5. Classroom structures

Classroom structures change the environment of each level of higher education classes.

Undergraduate classroom structures are as follows:

Larger class sizes

Undergrad classes are usually very large because there are more undergrads on campus than graduate students. Class sizes will vary from school to school and from major to major. General education courses may accept more students since every student must take them. Larger class sizes may mean more multiple choice tests, fewer written assignments, and less individualized attention from professors in order to accommodate for the number of students the teacher must grade.


Lecture classes consist of the professor leading the class on a subject while students take notes and complete homework assignments on their own time. Professors in lecture settings can invite students to ask and answer questions or have their teaching assistants conduct smaller group discussions.

Class discussions

On top of lectures a course might require a once a week class discussion, or a course might be structured solely in a class discussion structure. These class discussions are lead by professores to allow students to ask questions and discuss the class materials in order to draw conclusions and write better papers on the lecture material. In these class discussions students receive more individual attention from their professors.

Graduate degrees are less common than undergrad, resulting in the following classroom structures:

Smaller class sizes:

Graduate classes tend to be much smaller, sometimes only 5-10 students in each class which is often due to schools accepting a limited number of grad students.

Advanced discussions:

Like the class discussions in undergrad, the graduate program discussions are even more advanced. Graduate courses are also highly focused in a certain field with increased difficulty. Because the classes are smaller and everyone in the class has already received their bachelors and have work experience the discussions tend to be more interactive, where the students are expected to be prepared, apply information and contribute to the learning.

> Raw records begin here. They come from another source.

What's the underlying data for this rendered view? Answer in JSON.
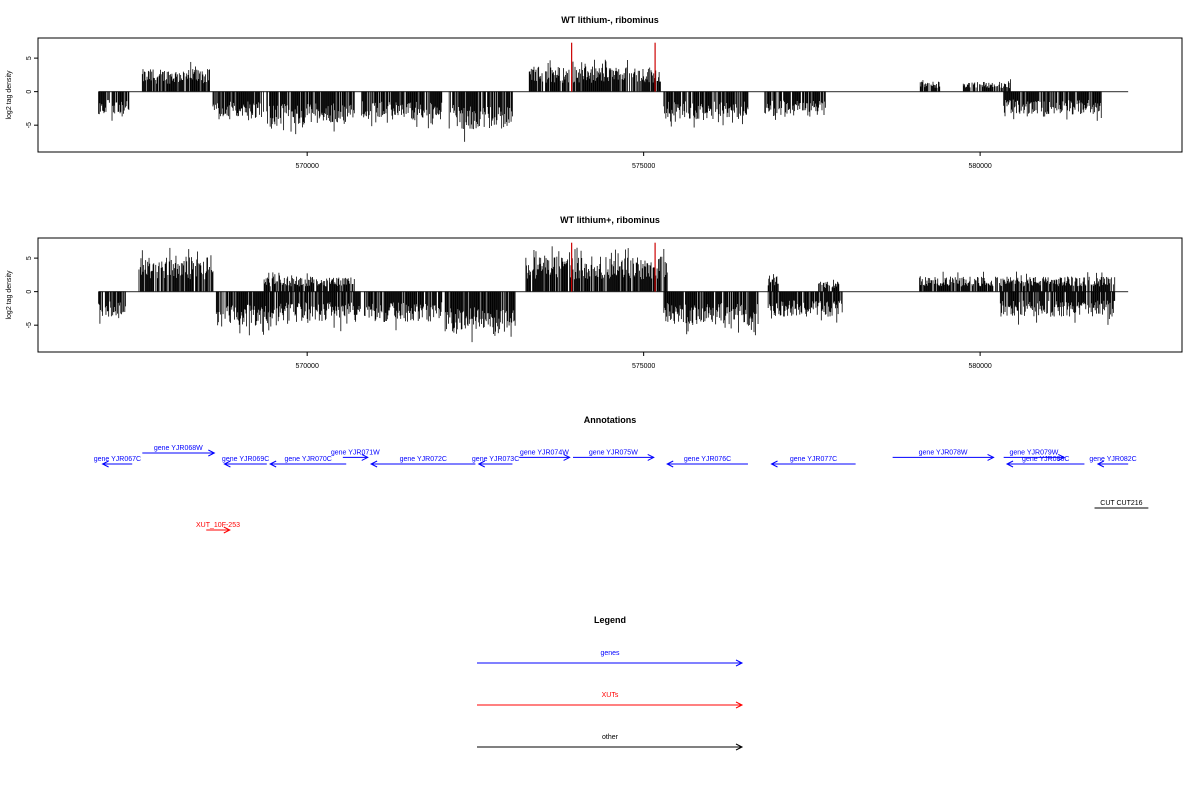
{
  "chart_data": [
    {
      "type": "bar",
      "title": "WT lithium-, ribominus",
      "xlabel": "",
      "ylabel": "log2 tag density",
      "xlim": [
        566000,
        583000
      ],
      "ylim": [
        -9,
        8
      ],
      "x_ticks": [
        "570000",
        "575000",
        "580000"
      ],
      "x_tick_values": [
        570000,
        575000,
        580000
      ],
      "y_ticks": [
        "-5",
        "0",
        "5"
      ],
      "y_tick_values": [
        -5,
        0,
        5
      ],
      "signal_color": "#000000",
      "marker_color": "#cc0000",
      "red_markers": [
        {
          "x": 573930,
          "y": 7.3
        },
        {
          "x": 575170,
          "y": 7.3
        }
      ],
      "plus_strand_regions": [
        {
          "start": 567550,
          "end": 568550,
          "max": 4.5
        },
        {
          "start": 573300,
          "end": 575250,
          "max": 5.0
        },
        {
          "start": 579100,
          "end": 579400,
          "max": 2.0
        },
        {
          "start": 579750,
          "end": 580450,
          "max": 2.0
        }
      ],
      "minus_strand_regions": [
        {
          "start": 566900,
          "end": 567350,
          "min": -4.5
        },
        {
          "start": 568600,
          "end": 569350,
          "min": -5.5
        },
        {
          "start": 569400,
          "end": 570700,
          "min": -6.5
        },
        {
          "start": 570800,
          "end": 572000,
          "min": -5.5
        },
        {
          "start": 572100,
          "end": 573050,
          "min": -7.5
        },
        {
          "start": 575300,
          "end": 576550,
          "min": -5.5
        },
        {
          "start": 576800,
          "end": 577700,
          "min": -5.0
        },
        {
          "start": 580350,
          "end": 581800,
          "min": -4.5
        }
      ]
    },
    {
      "type": "bar",
      "title": "WT lithium+, ribominus",
      "xlabel": "",
      "ylabel": "log2 tag density",
      "xlim": [
        566000,
        583000
      ],
      "ylim": [
        -9,
        8
      ],
      "x_ticks": [
        "570000",
        "575000",
        "580000"
      ],
      "x_tick_values": [
        570000,
        575000,
        580000
      ],
      "y_ticks": [
        "-5",
        "0",
        "5"
      ],
      "y_tick_values": [
        -5,
        0,
        5
      ],
      "signal_color": "#000000",
      "marker_color": "#cc0000",
      "red_markers": [
        {
          "x": 573930,
          "y": 7.3
        },
        {
          "x": 575170,
          "y": 7.3
        }
      ],
      "plus_strand_regions": [
        {
          "start": 567500,
          "end": 568600,
          "max": 7.0
        },
        {
          "start": 569350,
          "end": 570700,
          "min_fill": 0,
          "max": 3.0
        },
        {
          "start": 573250,
          "end": 575350,
          "max": 7.0
        },
        {
          "start": 576850,
          "end": 577000,
          "max": 3.5
        },
        {
          "start": 577600,
          "end": 577900,
          "max": 2.0
        },
        {
          "start": 579100,
          "end": 582000,
          "max": 3.0
        }
      ],
      "minus_strand_regions": [
        {
          "start": 566900,
          "end": 567300,
          "min": -5.0
        },
        {
          "start": 568650,
          "end": 569500,
          "min": -7.0
        },
        {
          "start": 569450,
          "end": 570800,
          "min": -6.0
        },
        {
          "start": 570850,
          "end": 572000,
          "min": -6.0
        },
        {
          "start": 572050,
          "end": 573100,
          "min": -8.5
        },
        {
          "start": 575300,
          "end": 576700,
          "min": -6.5
        },
        {
          "start": 576850,
          "end": 577950,
          "min": -5.0
        },
        {
          "start": 580300,
          "end": 582000,
          "min": -5.0
        }
      ]
    }
  ],
  "annotations": {
    "title": "Annotations",
    "gene_color": "#0000ff",
    "xut_color": "#ff0000",
    "other_color": "#000000",
    "features": [
      {
        "label": "gene YJR067C",
        "start": 566960,
        "end": 567400,
        "strand": "-",
        "row": 1,
        "type": "gene"
      },
      {
        "label": "gene YJR068W",
        "start": 567550,
        "end": 568620,
        "strand": "+",
        "row": 0,
        "type": "gene"
      },
      {
        "label": "gene YJR069C",
        "start": 568770,
        "end": 569400,
        "strand": "-",
        "row": 1,
        "type": "gene"
      },
      {
        "label": "gene YJR070C",
        "start": 569450,
        "end": 570580,
        "strand": "-",
        "row": 1,
        "type": "gene"
      },
      {
        "label": "gene YJR071W",
        "start": 570530,
        "end": 570900,
        "strand": "+",
        "row": 0.4,
        "type": "gene"
      },
      {
        "label": "gene YJR072C",
        "start": 570950,
        "end": 572500,
        "strand": "-",
        "row": 1,
        "type": "gene"
      },
      {
        "label": "gene YJR073C",
        "start": 572550,
        "end": 573050,
        "strand": "-",
        "row": 1,
        "type": "gene"
      },
      {
        "label": "gene YJR074W",
        "start": 573150,
        "end": 573900,
        "strand": "+",
        "row": 0.4,
        "type": "gene"
      },
      {
        "label": "gene YJR075W",
        "start": 573950,
        "end": 575150,
        "strand": "+",
        "row": 0.4,
        "type": "gene"
      },
      {
        "label": "gene YJR076C",
        "start": 575350,
        "end": 576550,
        "strand": "-",
        "row": 1,
        "type": "gene"
      },
      {
        "label": "gene YJR077C",
        "start": 576900,
        "end": 578150,
        "strand": "-",
        "row": 1,
        "type": "gene"
      },
      {
        "label": "gene YJR078W",
        "start": 578700,
        "end": 580200,
        "strand": "+",
        "row": 0.4,
        "type": "gene"
      },
      {
        "label": "gene YJR079W",
        "start": 580350,
        "end": 581250,
        "strand": "+",
        "row": 0.4,
        "type": "gene"
      },
      {
        "label": "gene YJR080C",
        "start": 580400,
        "end": 581550,
        "strand": "-",
        "row": 1,
        "type": "gene"
      },
      {
        "label": "gene YJR082C",
        "start": 581750,
        "end": 582200,
        "strand": "-",
        "row": 1,
        "type": "gene"
      },
      {
        "label": "XUT_10F-253",
        "start": 568500,
        "end": 568850,
        "strand": "+",
        "row": 7,
        "type": "xut"
      },
      {
        "label": "CUT CUT216",
        "start": 581700,
        "end": 582500,
        "strand": "",
        "row": 5,
        "type": "other"
      }
    ]
  },
  "legend": {
    "title": "Legend",
    "items": [
      {
        "label": "genes",
        "color": "#0000ff"
      },
      {
        "label": "XUTs",
        "color": "#ff0000"
      },
      {
        "label": "other",
        "color": "#000000"
      }
    ]
  }
}
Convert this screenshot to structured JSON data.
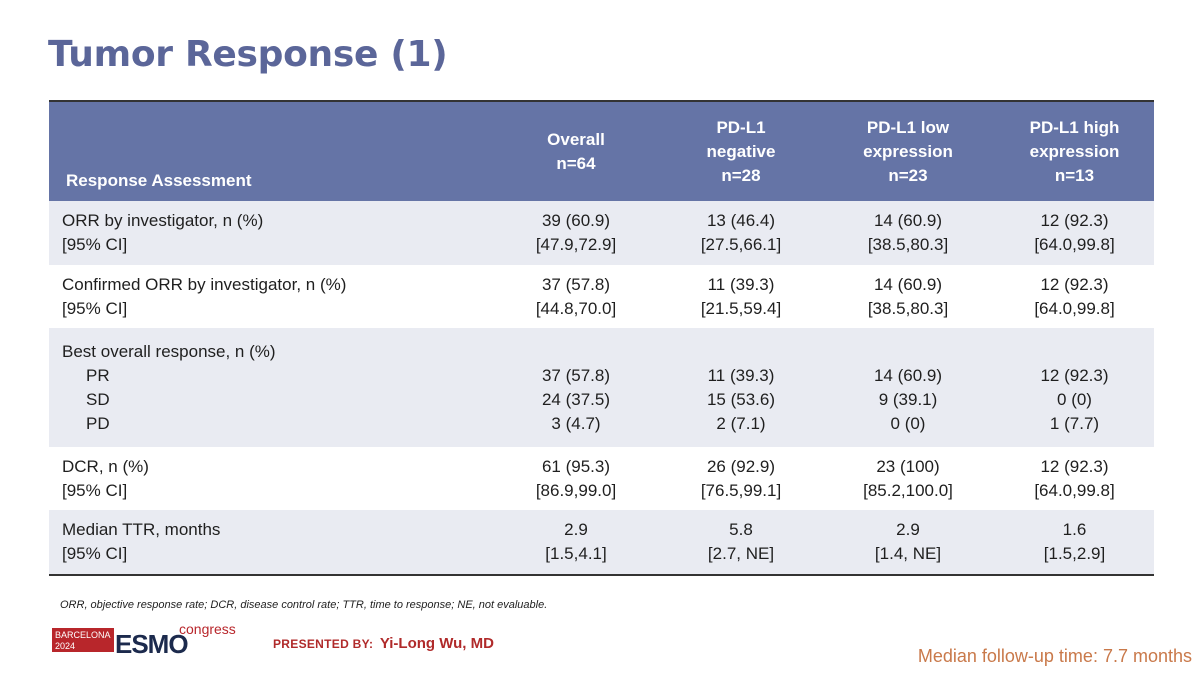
{
  "title": "Tumor Response (1)",
  "table": {
    "headers": [
      {
        "lines": [
          "Response Assessment"
        ]
      },
      {
        "lines": [
          "Overall",
          "n=64"
        ]
      },
      {
        "lines": [
          "PD-L1",
          "negative",
          "n=28"
        ]
      },
      {
        "lines": [
          "PD-L1 low",
          "expression",
          "n=23"
        ]
      },
      {
        "lines": [
          "PD-L1 high",
          "expression",
          "n=13"
        ]
      }
    ],
    "rows": [
      {
        "label": [
          "ORR by investigator, n (%)",
          "[95% CI]"
        ],
        "cells": [
          [
            "39 (60.9)",
            "[47.9,72.9]"
          ],
          [
            "13 (46.4)",
            "[27.5,66.1]"
          ],
          [
            "14 (60.9)",
            "[38.5,80.3]"
          ],
          [
            "12 (92.3)",
            "[64.0,99.8]"
          ]
        ]
      },
      {
        "label": [
          "Confirmed ORR by investigator, n (%)",
          "[95% CI]"
        ],
        "cells": [
          [
            "37 (57.8)",
            "[44.8,70.0]"
          ],
          [
            "11 (39.3)",
            "[21.5,59.4]"
          ],
          [
            "14 (60.9)",
            "[38.5,80.3]"
          ],
          [
            "12 (92.3)",
            "[64.0,99.8]"
          ]
        ]
      },
      {
        "label": [
          "Best overall response, n (%)",
          "PR",
          "SD",
          "PD"
        ],
        "cells": [
          [
            "",
            "37 (57.8)",
            "24 (37.5)",
            "3 (4.7)"
          ],
          [
            "",
            "11 (39.3)",
            "15 (53.6)",
            "2 (7.1)"
          ],
          [
            "",
            "14 (60.9)",
            "9 (39.1)",
            "0 (0)"
          ],
          [
            "",
            "12 (92.3)",
            "0 (0)",
            "1 (7.7)"
          ]
        ]
      },
      {
        "label": [
          "DCR, n (%)",
          "[95% CI]"
        ],
        "cells": [
          [
            "61 (95.3)",
            "[86.9,99.0]"
          ],
          [
            "26 (92.9)",
            "[76.5,99.1]"
          ],
          [
            "23 (100)",
            "[85.2,100.0]"
          ],
          [
            "12 (92.3)",
            "[64.0,99.8]"
          ]
        ]
      },
      {
        "label": [
          "Median TTR, months",
          "[95% CI]"
        ],
        "cells": [
          [
            "2.9",
            "[1.5,4.1]"
          ],
          [
            "5.8",
            "[2.7, NE]"
          ],
          [
            "2.9",
            "[1.4, NE]"
          ],
          [
            "1.6",
            "[1.5,2.9]"
          ]
        ]
      }
    ]
  },
  "footnote": "ORR, objective response rate; DCR, disease control rate; TTR, time to response; NE, not evaluable.",
  "logo": {
    "city": "BARCELONA",
    "year": "2024",
    "brand": "ESMO",
    "suffix": "congress",
    "colors": {
      "red": "#b8262b",
      "dark": "#1c2a4d"
    }
  },
  "presenter": {
    "label": "PRESENTED BY:",
    "name": "Yi-Long Wu, MD"
  },
  "followup": "Median follow-up time: 7.7 months"
}
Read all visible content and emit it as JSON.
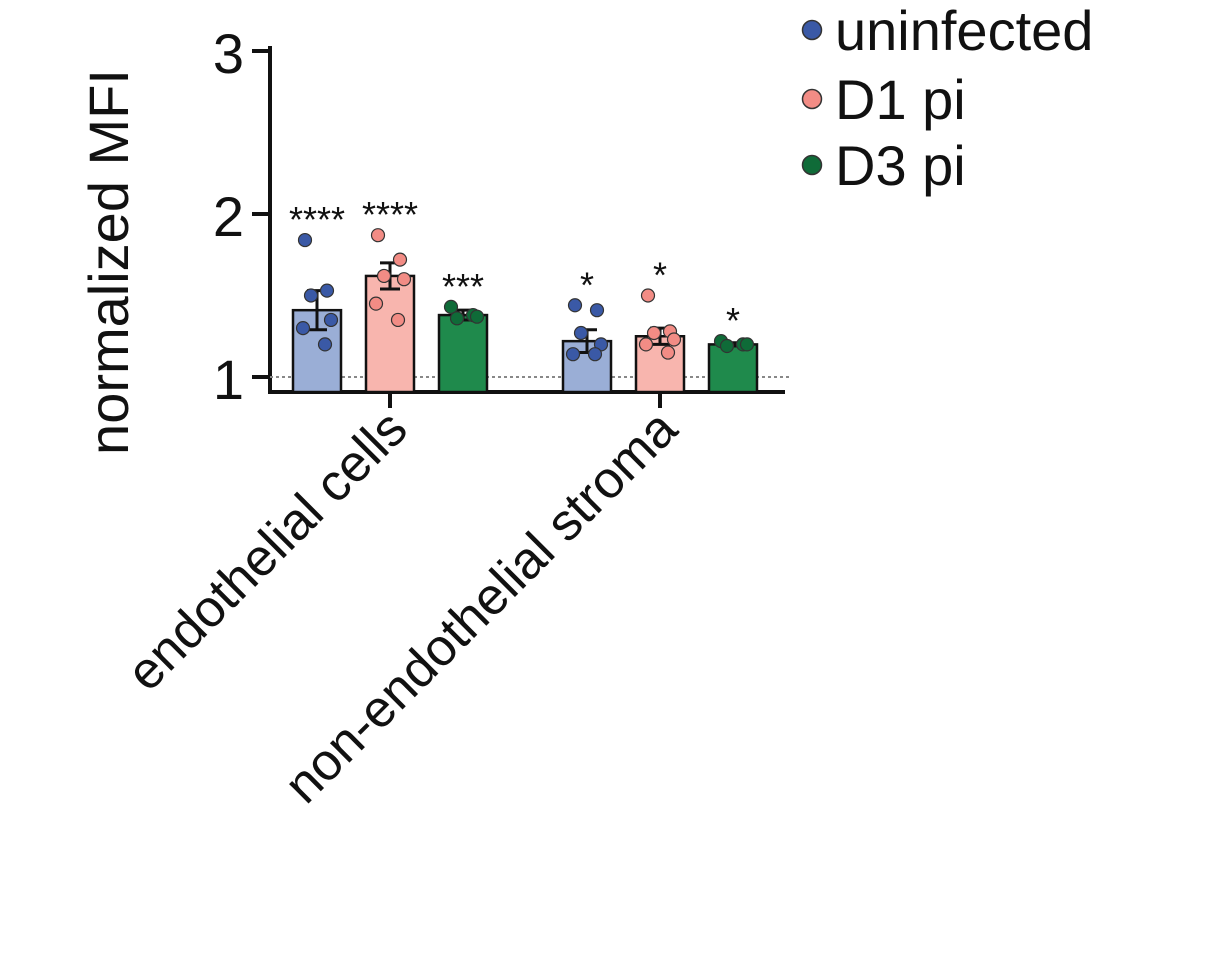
{
  "chart_data": {
    "type": "bar",
    "title": "",
    "xlabel": "",
    "ylabel": "normalized MFI",
    "ylim": [
      0.9,
      3.0
    ],
    "yticks": [
      "1",
      "2",
      "3"
    ],
    "ytick_values": [
      1,
      2,
      3
    ],
    "reference_line": 1,
    "grid": false,
    "legend_position": "top-right",
    "categories": [
      "endothelial cells",
      "non-endothelial stroma"
    ],
    "series": [
      {
        "name": "uninfected",
        "color": "#9aaed6",
        "marker_color": "#3a59a6",
        "values": [
          1.41,
          1.22
        ],
        "sem": [
          0.12,
          0.07
        ],
        "points": [
          [
            1.84,
            1.53,
            1.5,
            1.35,
            1.3,
            1.2
          ],
          [
            1.44,
            1.41,
            1.27,
            1.2,
            1.14,
            1.14
          ]
        ],
        "significance": [
          "****",
          "*"
        ]
      },
      {
        "name": "D1 pi",
        "color": "#f8b5ae",
        "marker_color": "#f28c85",
        "values": [
          1.62,
          1.25
        ],
        "sem": [
          0.08,
          0.05
        ],
        "points": [
          [
            1.87,
            1.72,
            1.62,
            1.6,
            1.45,
            1.35
          ],
          [
            1.5,
            1.28,
            1.27,
            1.23,
            1.2,
            1.15
          ]
        ],
        "significance": [
          "****",
          "*"
        ]
      },
      {
        "name": "D3 pi",
        "color": "#1f8a4c",
        "marker_color": "#0f6b38",
        "values": [
          1.38,
          1.2
        ],
        "sem": [
          0.03,
          0.01
        ],
        "points": [
          [
            1.43,
            1.38,
            1.36,
            1.37
          ],
          [
            1.22,
            1.2,
            1.19,
            1.2
          ]
        ],
        "significance": [
          "***",
          "*"
        ]
      }
    ]
  }
}
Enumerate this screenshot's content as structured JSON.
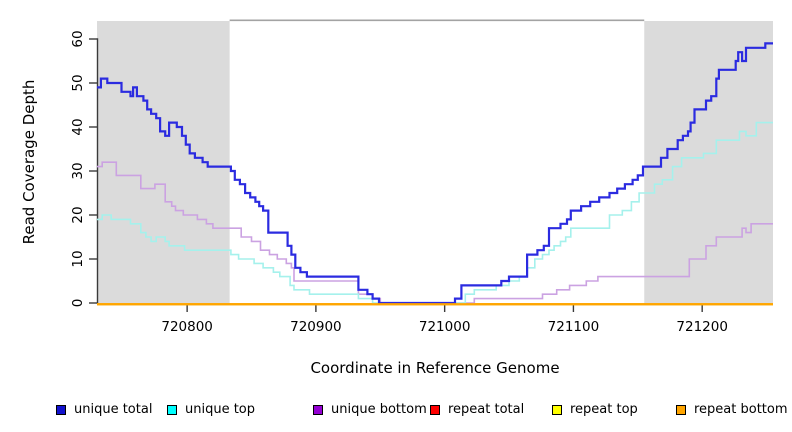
{
  "chart_data": {
    "type": "line",
    "subtype": "step-after",
    "title": "",
    "xlabel": "Coordinate in Reference Genome",
    "ylabel": "Read Coverage Depth",
    "xlim": [
      720730,
      721255
    ],
    "ylim": [
      0,
      60
    ],
    "x_ticks": [
      720800,
      720900,
      721000,
      721100,
      721200
    ],
    "y_ticks": [
      0,
      10,
      20,
      30,
      40,
      50,
      60
    ],
    "grid": false,
    "shaded_regions": [
      {
        "from": 720730,
        "to": 720833,
        "color": "#dbdbdb"
      },
      {
        "from": 721155,
        "to": 721255,
        "color": "#dbdbdb"
      }
    ],
    "top_bar": {
      "from": 720833,
      "to": 721155,
      "color": "#a3a3a3"
    },
    "axis_color": "#3a3a3a",
    "series": [
      {
        "name": "repeat total",
        "line_color": "#dd0000",
        "legend_color": "#ff0000",
        "width": 2,
        "points": [
          [
            720730,
            0
          ],
          [
            721255,
            0
          ]
        ]
      },
      {
        "name": "repeat top",
        "line_color": "#ffff00",
        "legend_color": "#ffff00",
        "width": 2,
        "points": [
          [
            720730,
            0
          ],
          [
            721255,
            0
          ]
        ]
      },
      {
        "name": "unique bottom",
        "line_color": "#cba2e2",
        "legend_color": "#9400d3",
        "width": 1.6,
        "points": [
          [
            720730,
            31
          ],
          [
            720734,
            32
          ],
          [
            720745,
            29
          ],
          [
            720764,
            26
          ],
          [
            720775,
            27
          ],
          [
            720783,
            23
          ],
          [
            720788,
            22
          ],
          [
            720791,
            21
          ],
          [
            720797,
            20
          ],
          [
            720808,
            19
          ],
          [
            720815,
            18
          ],
          [
            720820,
            17
          ],
          [
            720842,
            15
          ],
          [
            720850,
            14
          ],
          [
            720857,
            12
          ],
          [
            720864,
            11
          ],
          [
            720870,
            10
          ],
          [
            720877,
            9
          ],
          [
            720881,
            8
          ],
          [
            720883,
            5
          ],
          [
            720933,
            2
          ],
          [
            720944,
            1
          ],
          [
            720950,
            0
          ],
          [
            721023,
            1
          ],
          [
            721076,
            2
          ],
          [
            721087,
            3
          ],
          [
            721097,
            4
          ],
          [
            721110,
            5
          ],
          [
            721119,
            6
          ],
          [
            721190,
            10
          ],
          [
            721203,
            13
          ],
          [
            721211,
            15
          ],
          [
            721231,
            17
          ],
          [
            721234,
            16
          ],
          [
            721238,
            18
          ],
          [
            721255,
            18
          ]
        ]
      },
      {
        "name": "unique top",
        "line_color": "#a5f1ec",
        "legend_color": "#00ffff",
        "width": 1.6,
        "points": [
          [
            720730,
            19
          ],
          [
            720734,
            20
          ],
          [
            720741,
            19
          ],
          [
            720756,
            18
          ],
          [
            720764,
            16
          ],
          [
            720768,
            15
          ],
          [
            720772,
            14
          ],
          [
            720776,
            15
          ],
          [
            720783,
            14
          ],
          [
            720786,
            13
          ],
          [
            720798,
            12
          ],
          [
            720834,
            11
          ],
          [
            720840,
            10
          ],
          [
            720852,
            9
          ],
          [
            720859,
            8
          ],
          [
            720867,
            7
          ],
          [
            720872,
            6
          ],
          [
            720880,
            4
          ],
          [
            720883,
            3
          ],
          [
            720895,
            2
          ],
          [
            720933,
            1
          ],
          [
            720944,
            0
          ],
          [
            721016,
            2
          ],
          [
            721023,
            3
          ],
          [
            721040,
            4
          ],
          [
            721050,
            5
          ],
          [
            721058,
            6
          ],
          [
            721064,
            8
          ],
          [
            721070,
            10
          ],
          [
            721076,
            11
          ],
          [
            721081,
            12
          ],
          [
            721085,
            13
          ],
          [
            721090,
            14
          ],
          [
            721094,
            15
          ],
          [
            721098,
            17
          ],
          [
            721128,
            20
          ],
          [
            721138,
            21
          ],
          [
            721145,
            23
          ],
          [
            721151,
            25
          ],
          [
            721163,
            27
          ],
          [
            721169,
            28
          ],
          [
            721177,
            31
          ],
          [
            721184,
            33
          ],
          [
            721201,
            34
          ],
          [
            721211,
            37
          ],
          [
            721229,
            39
          ],
          [
            721234,
            38
          ],
          [
            721242,
            41
          ],
          [
            721255,
            41
          ]
        ]
      },
      {
        "name": "unique total",
        "line_color": "#2b2be0",
        "legend_color": "#1212ce",
        "width": 2.2,
        "points": [
          [
            720730,
            49
          ],
          [
            720733,
            51
          ],
          [
            720738,
            50
          ],
          [
            720749,
            48
          ],
          [
            720756,
            47
          ],
          [
            720758,
            49
          ],
          [
            720761,
            47
          ],
          [
            720766,
            46
          ],
          [
            720769,
            44
          ],
          [
            720772,
            43
          ],
          [
            720776,
            42
          ],
          [
            720779,
            39
          ],
          [
            720783,
            38
          ],
          [
            720786,
            41
          ],
          [
            720792,
            40
          ],
          [
            720796,
            38
          ],
          [
            720799,
            36
          ],
          [
            720802,
            34
          ],
          [
            720806,
            33
          ],
          [
            720812,
            32
          ],
          [
            720816,
            31
          ],
          [
            720834,
            30
          ],
          [
            720837,
            28
          ],
          [
            720841,
            27
          ],
          [
            720845,
            25
          ],
          [
            720849,
            24
          ],
          [
            720853,
            23
          ],
          [
            720856,
            22
          ],
          [
            720859,
            21
          ],
          [
            720863,
            16
          ],
          [
            720878,
            13
          ],
          [
            720881,
            11
          ],
          [
            720884,
            8
          ],
          [
            720888,
            7
          ],
          [
            720893,
            6
          ],
          [
            720933,
            3
          ],
          [
            720940,
            2
          ],
          [
            720944,
            1
          ],
          [
            720949,
            0
          ],
          [
            721008,
            1
          ],
          [
            721013,
            4
          ],
          [
            721044,
            5
          ],
          [
            721050,
            6
          ],
          [
            721064,
            11
          ],
          [
            721072,
            12
          ],
          [
            721077,
            13
          ],
          [
            721081,
            17
          ],
          [
            721090,
            18
          ],
          [
            721095,
            19
          ],
          [
            721098,
            21
          ],
          [
            721106,
            22
          ],
          [
            721113,
            23
          ],
          [
            721120,
            24
          ],
          [
            721128,
            25
          ],
          [
            721134,
            26
          ],
          [
            721140,
            27
          ],
          [
            721146,
            28
          ],
          [
            721150,
            29
          ],
          [
            721154,
            31
          ],
          [
            721168,
            33
          ],
          [
            721173,
            35
          ],
          [
            721181,
            37
          ],
          [
            721185,
            38
          ],
          [
            721189,
            39
          ],
          [
            721191,
            41
          ],
          [
            721194,
            44
          ],
          [
            721203,
            46
          ],
          [
            721207,
            47
          ],
          [
            721211,
            51
          ],
          [
            721213,
            53
          ],
          [
            721226,
            55
          ],
          [
            721228,
            57
          ],
          [
            721231,
            55
          ],
          [
            721234,
            58
          ],
          [
            721249,
            59
          ],
          [
            721255,
            59
          ]
        ]
      },
      {
        "name": "repeat bottom",
        "line_color": "#ffa500",
        "legend_color": "#ffa500",
        "width": 2.2,
        "points": [
          [
            720730,
            0
          ],
          [
            721255,
            0
          ]
        ]
      }
    ],
    "legend": {
      "position": "bottom",
      "items": [
        "unique total",
        "unique top",
        "unique bottom",
        "repeat total",
        "repeat top",
        "repeat bottom"
      ]
    }
  }
}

Mentoring with professors:

In a graduate program, students often work closely with professors as their mentors, meeting often when completing research, creating portfolios and receiving feedback, or taking independent study with their professor.

6. Potential job earnings

The Bureau of Labor Statistics states that attaining a higher degree of education corresponds to higher potential job earnings. Because of the extensive knowledge gained from graduate programs, you can work in fields that are more specialized and make more money on average. Some employers will offer a higher salary for a specific role if they value education and can justify the fact that you will provide more value to the company because of your educational experience.

Below is the average weekly income for specific degrees based on national surveys:

  • Associate degree: $835
  • Bachelor’s degree: $1,170
  • Master’s degree: $1,400
  • Doctoral degree: $1,745
  • Professional degree: $1,835

7. Tuition costs

College degrees vary by school and student because of factors like in-state and out-of-state tuition, scholarships and grants. Other factors include online courses vs. in person, and whether a school is private or public. Before deciding on what school and program you will attend, consider your potential job earnings after your education is complete, that way you know what level of investment is reasonable for your education.

Take a look at the costs of the different programs you are interested in before paying for required application fees, and consider your chances of meeting the requirements for scholarship. Undergraduate programs can range anywhere from $3,800 to $30,000 per year depending on the school and degree. Masters and Ph.D. degrees can be found at $20k to $45k per year but often offer scholarships to incentivize students to pursue a graduate degree. Professional degrees can also be very expensive, at anywhere from $30k-$70k per year.